Taking a Stand and Being Selfish

I discovered a quote recently which has resonated within me and because of it I want to try and change a couple of things.

“Your twenties are your ‘selfish’ years. It’s a decade to immerse yourself in every single thing possible. Be selfish with your time, and all the aspects of you. Tinker with shit, travel, explore, love a lot, love a little, and never touch the ground.”  – Kyoko Escamilla

This is the quote I am on about. It’s all about your twenties – a decade I have been in now for about 1 year and a half and I am lost. I have no idea what I want to do and I always thought I was at the age where I should know what my future is going to be. Some days are great: I complete everything I need to do and feel certain about my future. Other days I can barely open my laptop and feel like I’m in way over my head trying to look for internships when they might just end up not being what I thought they were or failing my degree completely and being alone with a lot of debt and no opportunities to get ahead or even stay on track

Seeing this quote completely changed my attitude.  
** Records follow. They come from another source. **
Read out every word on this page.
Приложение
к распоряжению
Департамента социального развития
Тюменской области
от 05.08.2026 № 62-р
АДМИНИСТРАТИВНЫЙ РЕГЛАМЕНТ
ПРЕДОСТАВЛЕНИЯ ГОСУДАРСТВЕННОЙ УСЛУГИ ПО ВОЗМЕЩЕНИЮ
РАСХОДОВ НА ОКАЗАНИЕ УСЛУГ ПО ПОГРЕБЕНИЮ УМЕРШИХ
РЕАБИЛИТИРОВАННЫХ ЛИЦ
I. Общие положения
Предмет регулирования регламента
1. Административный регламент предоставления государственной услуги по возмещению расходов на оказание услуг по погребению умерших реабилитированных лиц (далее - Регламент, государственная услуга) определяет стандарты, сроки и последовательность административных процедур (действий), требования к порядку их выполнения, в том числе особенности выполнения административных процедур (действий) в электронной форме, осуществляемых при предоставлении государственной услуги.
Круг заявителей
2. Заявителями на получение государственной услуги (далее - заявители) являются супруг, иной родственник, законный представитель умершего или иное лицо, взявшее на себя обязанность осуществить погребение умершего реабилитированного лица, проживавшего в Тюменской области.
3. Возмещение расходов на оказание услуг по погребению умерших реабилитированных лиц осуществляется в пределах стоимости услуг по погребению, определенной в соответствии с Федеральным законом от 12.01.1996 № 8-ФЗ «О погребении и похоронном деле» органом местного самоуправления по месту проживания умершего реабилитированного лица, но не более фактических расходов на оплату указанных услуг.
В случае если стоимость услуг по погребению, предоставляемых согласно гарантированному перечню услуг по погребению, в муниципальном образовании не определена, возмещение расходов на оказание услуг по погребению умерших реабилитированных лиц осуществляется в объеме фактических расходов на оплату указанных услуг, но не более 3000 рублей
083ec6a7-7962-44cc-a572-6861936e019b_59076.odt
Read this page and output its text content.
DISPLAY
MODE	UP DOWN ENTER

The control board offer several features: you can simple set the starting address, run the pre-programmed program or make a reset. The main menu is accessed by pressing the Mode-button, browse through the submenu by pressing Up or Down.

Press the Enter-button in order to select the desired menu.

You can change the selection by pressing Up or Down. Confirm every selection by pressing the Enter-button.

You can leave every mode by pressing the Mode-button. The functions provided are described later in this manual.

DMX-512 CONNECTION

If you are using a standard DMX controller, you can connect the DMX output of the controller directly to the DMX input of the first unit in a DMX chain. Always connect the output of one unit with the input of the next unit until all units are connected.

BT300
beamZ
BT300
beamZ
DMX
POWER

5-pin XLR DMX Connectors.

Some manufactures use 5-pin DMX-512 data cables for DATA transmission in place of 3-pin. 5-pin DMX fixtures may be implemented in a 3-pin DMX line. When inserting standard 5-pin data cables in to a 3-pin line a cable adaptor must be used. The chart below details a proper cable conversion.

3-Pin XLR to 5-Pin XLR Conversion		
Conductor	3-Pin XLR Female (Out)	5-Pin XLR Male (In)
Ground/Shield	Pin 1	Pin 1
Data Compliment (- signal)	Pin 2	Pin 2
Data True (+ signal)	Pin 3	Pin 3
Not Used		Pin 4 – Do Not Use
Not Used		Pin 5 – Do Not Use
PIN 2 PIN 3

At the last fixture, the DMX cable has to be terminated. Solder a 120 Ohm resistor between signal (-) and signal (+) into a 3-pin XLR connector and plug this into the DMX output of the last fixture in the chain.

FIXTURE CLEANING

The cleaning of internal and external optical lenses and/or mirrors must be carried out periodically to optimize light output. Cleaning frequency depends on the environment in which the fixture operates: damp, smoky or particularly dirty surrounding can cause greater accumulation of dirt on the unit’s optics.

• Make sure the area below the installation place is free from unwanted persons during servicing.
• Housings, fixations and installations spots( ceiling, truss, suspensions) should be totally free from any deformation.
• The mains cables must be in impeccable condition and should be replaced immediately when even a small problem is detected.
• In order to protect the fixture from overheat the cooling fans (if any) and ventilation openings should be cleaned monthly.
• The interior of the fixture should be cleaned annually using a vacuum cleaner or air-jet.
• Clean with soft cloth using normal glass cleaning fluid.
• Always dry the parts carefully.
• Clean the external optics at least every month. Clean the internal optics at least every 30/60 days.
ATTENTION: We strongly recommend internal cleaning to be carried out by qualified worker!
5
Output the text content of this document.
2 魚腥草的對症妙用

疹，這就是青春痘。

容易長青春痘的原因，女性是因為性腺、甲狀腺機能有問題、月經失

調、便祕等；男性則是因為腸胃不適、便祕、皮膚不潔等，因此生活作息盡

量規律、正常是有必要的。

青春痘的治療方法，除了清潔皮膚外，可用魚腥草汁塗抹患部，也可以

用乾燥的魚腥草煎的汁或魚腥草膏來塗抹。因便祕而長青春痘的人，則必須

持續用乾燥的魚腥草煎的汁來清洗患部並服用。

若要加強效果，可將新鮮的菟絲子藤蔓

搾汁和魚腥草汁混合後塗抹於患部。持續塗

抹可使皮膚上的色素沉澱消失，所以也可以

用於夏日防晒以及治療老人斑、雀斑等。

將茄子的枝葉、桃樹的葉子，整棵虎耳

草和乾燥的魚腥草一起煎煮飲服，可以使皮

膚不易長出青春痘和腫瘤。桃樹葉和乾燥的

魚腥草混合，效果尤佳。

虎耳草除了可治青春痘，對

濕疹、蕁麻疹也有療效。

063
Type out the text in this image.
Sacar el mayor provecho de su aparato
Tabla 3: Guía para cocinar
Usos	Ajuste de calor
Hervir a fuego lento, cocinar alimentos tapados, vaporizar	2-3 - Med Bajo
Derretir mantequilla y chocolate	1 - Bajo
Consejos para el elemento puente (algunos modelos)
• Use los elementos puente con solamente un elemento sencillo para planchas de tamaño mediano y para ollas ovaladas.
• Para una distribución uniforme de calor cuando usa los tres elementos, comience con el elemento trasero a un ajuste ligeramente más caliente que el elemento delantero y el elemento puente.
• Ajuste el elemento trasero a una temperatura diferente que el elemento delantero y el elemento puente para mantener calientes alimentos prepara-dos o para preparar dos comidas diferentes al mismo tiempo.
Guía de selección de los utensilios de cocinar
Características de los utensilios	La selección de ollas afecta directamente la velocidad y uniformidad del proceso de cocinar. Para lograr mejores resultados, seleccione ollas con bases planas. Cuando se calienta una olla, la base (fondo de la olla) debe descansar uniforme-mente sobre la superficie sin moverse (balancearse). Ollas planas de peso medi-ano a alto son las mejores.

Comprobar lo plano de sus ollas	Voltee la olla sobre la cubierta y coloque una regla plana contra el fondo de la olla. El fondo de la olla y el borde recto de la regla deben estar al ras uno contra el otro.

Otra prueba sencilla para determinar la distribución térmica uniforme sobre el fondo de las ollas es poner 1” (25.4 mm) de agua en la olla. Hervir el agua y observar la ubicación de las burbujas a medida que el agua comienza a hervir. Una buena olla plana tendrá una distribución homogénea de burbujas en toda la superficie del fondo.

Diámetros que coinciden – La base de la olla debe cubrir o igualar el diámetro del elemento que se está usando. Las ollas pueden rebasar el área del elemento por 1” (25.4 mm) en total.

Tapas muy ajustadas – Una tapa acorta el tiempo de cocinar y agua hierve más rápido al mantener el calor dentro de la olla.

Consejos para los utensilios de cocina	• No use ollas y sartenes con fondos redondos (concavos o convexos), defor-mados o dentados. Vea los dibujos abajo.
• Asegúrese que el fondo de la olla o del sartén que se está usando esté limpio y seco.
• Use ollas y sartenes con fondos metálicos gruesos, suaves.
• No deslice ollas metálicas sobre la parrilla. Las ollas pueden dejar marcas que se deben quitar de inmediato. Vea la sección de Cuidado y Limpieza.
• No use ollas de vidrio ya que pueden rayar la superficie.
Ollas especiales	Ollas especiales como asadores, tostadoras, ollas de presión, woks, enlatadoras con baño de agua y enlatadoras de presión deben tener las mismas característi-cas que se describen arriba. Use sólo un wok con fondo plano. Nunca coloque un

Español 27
This quote is for myself and others like me who are too scared to stand up for what they believe in. This quote is for those who forget how much time left they have after their twenties are over. This quote is for me and I’ve realised I need to start listening to it.

I’ve realised there is no track to follow, no right or wrong answer that will determine the rest of your life. I’ve realised I am a pushover and I need to stand up for what I believe in and what I want to do, not side track my thoughts and apologise for something just because one other person is judging me for it because, for that one person, they’re are a lot more there to support you and your decision, and you may forget to acknowledge or overlook because, in this day and age, we’re too busy focusing on the negatives.

It’s time to put the focus on me, positivity, what I believe in and what I want to do. It’s gonna be hard I don’t doubt that for a moment, but I know it’ll be worth it and I want to look back at my final year of university and not regret a thing.

I want to look after myself.

I want to be happy and stop obsessing about what others are thinking when they look at me.

I want to be selfish

I want to travel to as many corners of the world as possible.

I want to get internships in different industries to see which one is right for me.

I don’t want to settle.

I don’t want to pretend to agree when I don’t.

I don’t want to settle down into a career straight away and then 5 months down the line realise how much I hate it.

And I don’t want to do something just because it’s going to please someone else. You shouldn’t either.